The physical work was a big adjustment for a group not used to heat and humidity and whose regular employment is generally non-manual labor. It could also be very emotional, tossing someone’s personal possessions onto a debris pile in front of their house. My personal low point was throwing out a destroyed school assignment called “The Day My Puppy Died” written by a little boy.

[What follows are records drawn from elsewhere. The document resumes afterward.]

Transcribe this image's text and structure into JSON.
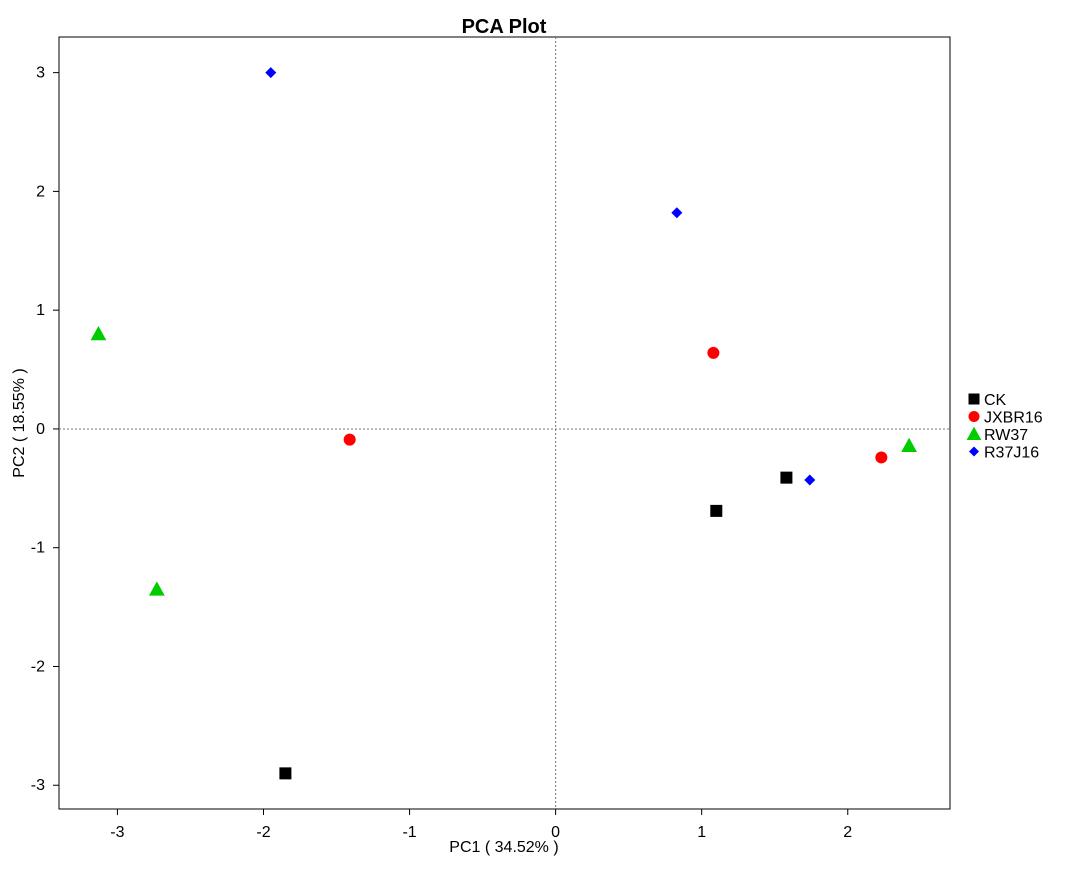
{
  "chart_data": {
    "type": "scatter",
    "title": "PCA Plot",
    "xlabel": "PC1 ( 34.52% )",
    "ylabel": "PC2 ( 18.55% )",
    "xlim": [
      -3.4,
      2.7
    ],
    "ylim": [
      -3.2,
      3.3
    ],
    "xticks": [
      -3,
      -2,
      -1,
      0,
      1,
      2
    ],
    "yticks": [
      -3,
      -2,
      -1,
      0,
      1,
      2,
      3
    ],
    "x_tick_labels": [
      "-3",
      "-2",
      "-1",
      "0",
      "1",
      "2"
    ],
    "y_tick_labels": [
      "-3",
      "-2",
      "-1",
      "0",
      "1",
      "2",
      "3"
    ],
    "reference_lines": {
      "x": 0,
      "y": 0,
      "style": "dotted"
    },
    "grid": false,
    "legend_position": "right",
    "series": [
      {
        "name": "CK",
        "marker": "square",
        "color": "#000000",
        "points": [
          {
            "x": -1.85,
            "y": -2.9
          },
          {
            "x": 1.1,
            "y": -0.69
          },
          {
            "x": 1.58,
            "y": -0.41
          }
        ]
      },
      {
        "name": "JXBR16",
        "marker": "circle",
        "color": "#ff0000",
        "points": [
          {
            "x": -1.41,
            "y": -0.09
          },
          {
            "x": 1.08,
            "y": 0.64
          },
          {
            "x": 2.23,
            "y": -0.24
          }
        ]
      },
      {
        "name": "RW37",
        "marker": "triangle",
        "color": "#00cc00",
        "points": [
          {
            "x": -3.13,
            "y": 0.8
          },
          {
            "x": -2.73,
            "y": -1.35
          },
          {
            "x": 2.42,
            "y": -0.14
          }
        ]
      },
      {
        "name": "R37J16",
        "marker": "diamond",
        "color": "#0000ff",
        "points": [
          {
            "x": -1.95,
            "y": 3.0
          },
          {
            "x": 0.83,
            "y": 1.82
          },
          {
            "x": 1.74,
            "y": -0.43
          }
        ]
      }
    ]
  }
}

The week was full of little moments, snapshots that will stay in our collective memories. The hole in the roof of the first house we gutted, where the resident and his son – trapped in the attic by the flood – had to break out to be rescued. The house ripped intact from its foundation and deposited in the street four blocks away. The strangers who stopped to thank us for coming to help. The people we met from the other groups at our camp, volunteers from all over the nation, all with a similar purpose. Cody, the little boy living in a trailer next door, who visited us during our breaks and became our buddy, helping us cool off with freezer pops. The chicken that kept us company in the yard of the second house we worked on. The dead alligator in the debris pile next door to our work site. The neighbor Buddy, a true character who quoted lines from the movie “Blazing Saddles” and was kind enough to let us use the shade of his carport and his functioning restroom. Benny, the 80-year-old who received $4,100 from the insurance company to cover $65,000 worth of losses, but found some comfort in discovering one of his school yearbooks undamaged. Tom, a 76-year-old on a salvaged bicycle, who found his current predicament preferable to being “naked and crying” at birth. The laughs we shared. The tears we shared. The sense of accomplishment we shared.

In the end, the experience was extremely fulfilling. We left knowing that we had helped people who desperately needed help. And a true bond formed among the fifteen of us. It was very special, even though it took place in some of the worst circumstances imaginable in this country.

The question now is: what do we do with this experience? Our group discussed finding ways to bring relief to those affected by local “hurricanes,” minor in scope to Katrina but just as devastating to the people involved. We have already begun to put that resolve into action.

But the idea needs to go far beyond our group or our church. Even though we look at it as “showing God’s love in a practical way,” it’s not just a Baptist thing or a Christian thing. It’s something we all need to embrace -- volunteering your time, talents and efforts to help those around us suffering from their own disasters.

It’s about taking the worst of times, and transforming them into the best of times, for the betterment of all of us.